The second contributor is the time it takes for kube-proxy’s use of iptables or IPVS to process new connections. For iptables, this is nominally O(n). At a large number of services, this contributes significantly to the CPU usage. For example, at 10,000 services (with 100,000 backend pods) iptables is executing ~20,000 rules for every new connection. Remember though that in this chart we are showing the worst case scenario of microservices that use a new connection for every request. If we had used NGINX’s default keepalive of 100 requests per connection then kube-proxy’s iptables rules are executed 100 times less often, greatly reducing bringing the likely CPU impact of using iptables rather than IPVS down to something closer to 2% of a core.
It’s worth noting that the “client” microservice used in this example simply discards every response it receives from the “server” microservice. A real microservice would need to do far more work than this, which would increase the base CPU usage in this chart, but not change the absolute increase in CPU associated with the number of services.

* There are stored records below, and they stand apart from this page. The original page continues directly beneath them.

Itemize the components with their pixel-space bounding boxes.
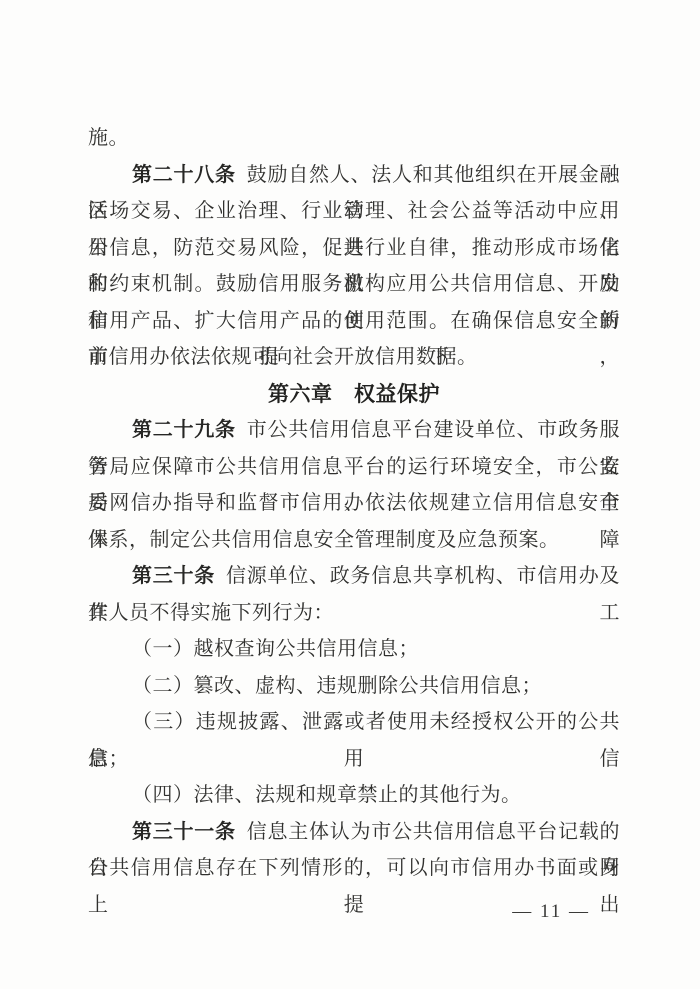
article-31-number: 第三十一条 [132,821,236,843]
document-page: 施。 第二十八条鼓励自然人、法人和其他组织在开展金融活动、 区场交易、企业治理、… [0,0,700,989]
article-28-line: 区场交易、企业治理、行业管理、社会公益等活动中应用公共信 [88,193,620,230]
continuation-line: 施。 [88,120,620,157]
list-item-4: （四）法律、法规和规章禁止的其他行为。 [88,777,620,814]
article-28-line: 用信息，防范交易风险，促进行业自律，推动形成市场化的激励 [88,230,620,267]
list-item-2: （二）篡改、虚构、违规删除公共信用信息； [88,668,620,705]
document-body: 施。 第二十八条鼓励自然人、法人和其他组织在开展金融活动、 区场交易、企业治理、… [88,120,620,887]
list-item-3-first-line: （三）违规披露、泄露或者使用未经授权公开的公共信用信 [88,704,620,741]
article-28-first-line: 第二十八条鼓励自然人、法人和其他组织在开展金融活动、 [88,157,620,194]
article-28-line: 信用产品、扩大信用产品的使用范围。在确保信息安全的前提下， [88,303,620,340]
article-30-first-line: 第三十条信源单位、政务信息共享机构、市信用办及其工 [88,558,620,595]
list-item-1: （一）越权查询公共信用信息； [88,631,620,668]
article-29-line: 委网信办指导和监督市信用办依法依规建立信用信息安全保障 [88,485,620,522]
article-29-line: 管局应保障市公共信用信息平台的运行环境安全，市公安局、市 [88,449,620,486]
page-number: — 11 — [512,901,590,923]
chapter-6-heading: 第六章 权益保护 [88,376,620,413]
article-29-last-line: 体系，制定公共信用信息安全管理制度及应急预案。 [88,522,620,559]
article-28-line: 和约束机制。鼓励信用服务机构应用公共信用信息、开发和创新 [88,266,620,303]
article-29-number: 第二十九条 [132,419,236,441]
article-28-number: 第二十八条 [132,164,236,186]
article-29-first-line: 第二十九条市公共信用信息平台建设单位、市政务服务监 [88,412,620,449]
article-30-number: 第三十条 [132,565,215,587]
article-31-line: 公共信用信息存在下列情形的，可以向市信用办书面或网上提出 [88,850,620,887]
article-31-first-line: 第三十一条信息主体认为市公共信用信息平台记载的自身 [88,814,620,851]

At scales significantly beyond 1,000 services, kube-proxy’s IPVS mode can offer some nice performance improvements. Your mileage may vary, but as a general guide, for microservices that use persistent “keepalive” style connections, running on a modern kernel, the benefits will likely be relatively modest. For microservices that don’t use persistent connections, or when running on older kernels, then switching to kube-proxy to IPVS mode will likely be a good win.
Independent of performance considerations, you should also consider using IPVS mode if you have a need for more sophisticated load balancing scheduling algorithms than kube-proxy’s iptables mode random load balancing.
If you aren’t sure whether IPVS will be a win for you then stick with kube-proxy in iptables mode. It’s had a ton more in-production hardening, and while it isn’t perfect, you could argue it is the default for a reason.
Afterword: Comparing kube-proxy and Calico’s use of iptables
In this article, we’ve seen how kube-proxy’s use of iptables can lead to performance impacts at very high scales. I’m sometimes asked why Calico doesn’t have the same challenges. The answer is that Calico’s use of iptables is significantly different than kube-proxy’s. Kube-proxy uses a very long chain of rules that grows roughly in proportion to cluster size, whereas Calico uses very short optimized chains of rules and makes extensive use of ipsets, which have O(1) lookup independent of their size.
To put this in perspective, the following chart shows the average number of iptables rules executed per connection by kube-proxy vs Calico assuming that nodes in the cluster host an average of 30 pods and each pod in the cluster has an average of 3 network policies that apply to it.
Even when running in a fully scaled out cluster with 10,000 services and 100,000 backend pods, Calico only executes roughly the same number of iptables rules per connection as kube-proxy executes at 20 services with 200 backend pods. In other words, Calico’s use of iptables scales!